Nappi, C, Di Spiezio Sardo, A, Greco, E, Tommaselli, GA, Giordano, E, Guida, M
Obstetrics and gynecology. 2005;(1):53-60
Abstract
OBJECTIVE To compare the effects of a new 21-day combined oral contraceptive containing 30 microg ethinyl/estradiol plus 3 mg drospirenone with a 21-day preparation containing 30 microg ethinyl/estradiol plus 75 microg gestodene on bone turnover and bone mineral density in young fertile women. METHODS A randomized, controlled trial was conducted with healthy fertile women treated with 30 microg ethinyl/estradiol plus 3 mg drospirenone (group A; n = 24), 30 microg ethinyl/estradiol plus 75 microg gestodene (group B; n = 24) and healthy controls (group C, n = 23). At 3, 6, 9, and 12 months of the study, serum and urinary calcium, osteocalcin, urinary pyridinoline, and deoxypyridinoline were measured. At baseline and after 12 months, lumbar bone mineral density was determined by dual-energy X-ray absorptiometry. RESULTS In groups A and B, urinary pyridinoline and deoxypyridinoline at 6, 9, and 12 months were significantly reduced in comparison with basal values and group C (P < .05). Pyridinoline and deoxypyridinoline levels were lower in group A than in group B throughout the study, but not significantly.
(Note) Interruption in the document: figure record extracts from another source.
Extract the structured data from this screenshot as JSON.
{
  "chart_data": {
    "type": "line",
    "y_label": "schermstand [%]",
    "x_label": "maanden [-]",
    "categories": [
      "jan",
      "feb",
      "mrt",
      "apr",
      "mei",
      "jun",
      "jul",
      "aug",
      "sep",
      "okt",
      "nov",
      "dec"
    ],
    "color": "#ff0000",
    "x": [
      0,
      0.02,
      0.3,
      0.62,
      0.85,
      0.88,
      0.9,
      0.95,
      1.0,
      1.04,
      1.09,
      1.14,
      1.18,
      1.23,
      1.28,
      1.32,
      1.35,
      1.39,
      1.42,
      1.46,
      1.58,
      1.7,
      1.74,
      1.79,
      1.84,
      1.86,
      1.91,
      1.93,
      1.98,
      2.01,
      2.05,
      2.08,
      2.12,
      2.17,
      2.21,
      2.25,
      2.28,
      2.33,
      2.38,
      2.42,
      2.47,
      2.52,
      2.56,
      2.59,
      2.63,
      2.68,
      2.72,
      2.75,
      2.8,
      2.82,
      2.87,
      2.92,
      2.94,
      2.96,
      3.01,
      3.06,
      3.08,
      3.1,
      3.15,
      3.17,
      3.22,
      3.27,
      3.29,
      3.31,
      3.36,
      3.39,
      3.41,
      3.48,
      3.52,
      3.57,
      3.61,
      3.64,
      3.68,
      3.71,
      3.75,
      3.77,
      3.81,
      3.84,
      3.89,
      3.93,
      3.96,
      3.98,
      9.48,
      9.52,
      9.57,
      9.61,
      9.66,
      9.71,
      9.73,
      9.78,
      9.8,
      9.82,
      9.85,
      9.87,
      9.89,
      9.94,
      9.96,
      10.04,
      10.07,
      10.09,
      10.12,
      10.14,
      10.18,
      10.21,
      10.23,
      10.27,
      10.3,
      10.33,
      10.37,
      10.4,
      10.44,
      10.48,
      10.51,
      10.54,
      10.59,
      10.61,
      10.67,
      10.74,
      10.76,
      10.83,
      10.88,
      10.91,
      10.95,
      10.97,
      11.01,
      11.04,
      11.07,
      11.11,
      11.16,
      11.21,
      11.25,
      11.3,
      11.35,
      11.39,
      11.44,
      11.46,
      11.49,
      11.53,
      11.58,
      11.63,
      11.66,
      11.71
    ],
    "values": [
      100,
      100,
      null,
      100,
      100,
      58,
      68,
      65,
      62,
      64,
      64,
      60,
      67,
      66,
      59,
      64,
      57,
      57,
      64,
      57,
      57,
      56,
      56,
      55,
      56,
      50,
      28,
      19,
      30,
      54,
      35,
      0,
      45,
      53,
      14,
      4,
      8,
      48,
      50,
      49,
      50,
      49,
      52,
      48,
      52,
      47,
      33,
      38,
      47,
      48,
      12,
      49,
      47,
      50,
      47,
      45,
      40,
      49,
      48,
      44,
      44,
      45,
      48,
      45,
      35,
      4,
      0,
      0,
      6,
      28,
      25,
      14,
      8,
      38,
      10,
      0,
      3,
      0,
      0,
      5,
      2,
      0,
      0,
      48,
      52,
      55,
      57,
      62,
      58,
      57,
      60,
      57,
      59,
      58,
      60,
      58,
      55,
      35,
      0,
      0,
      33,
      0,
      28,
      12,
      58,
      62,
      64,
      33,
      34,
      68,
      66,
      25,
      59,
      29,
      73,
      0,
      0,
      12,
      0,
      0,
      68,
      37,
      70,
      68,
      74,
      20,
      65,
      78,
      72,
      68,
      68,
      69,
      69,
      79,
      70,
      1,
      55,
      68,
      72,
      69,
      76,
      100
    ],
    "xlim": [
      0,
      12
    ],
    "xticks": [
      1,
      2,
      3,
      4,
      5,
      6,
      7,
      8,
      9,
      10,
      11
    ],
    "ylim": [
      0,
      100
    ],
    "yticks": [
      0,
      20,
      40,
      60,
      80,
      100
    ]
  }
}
In group A serum calcium levels were significantly increased after 6 months. At 12 months, no significant difference was detected in lumbar bone mineral density values among the 3 groups and in comparison with basal values. CONCLUSION Both combined oral contraceptives exert a similar positive influence on bone turnover and bone-sparing effect in young postadolescent women.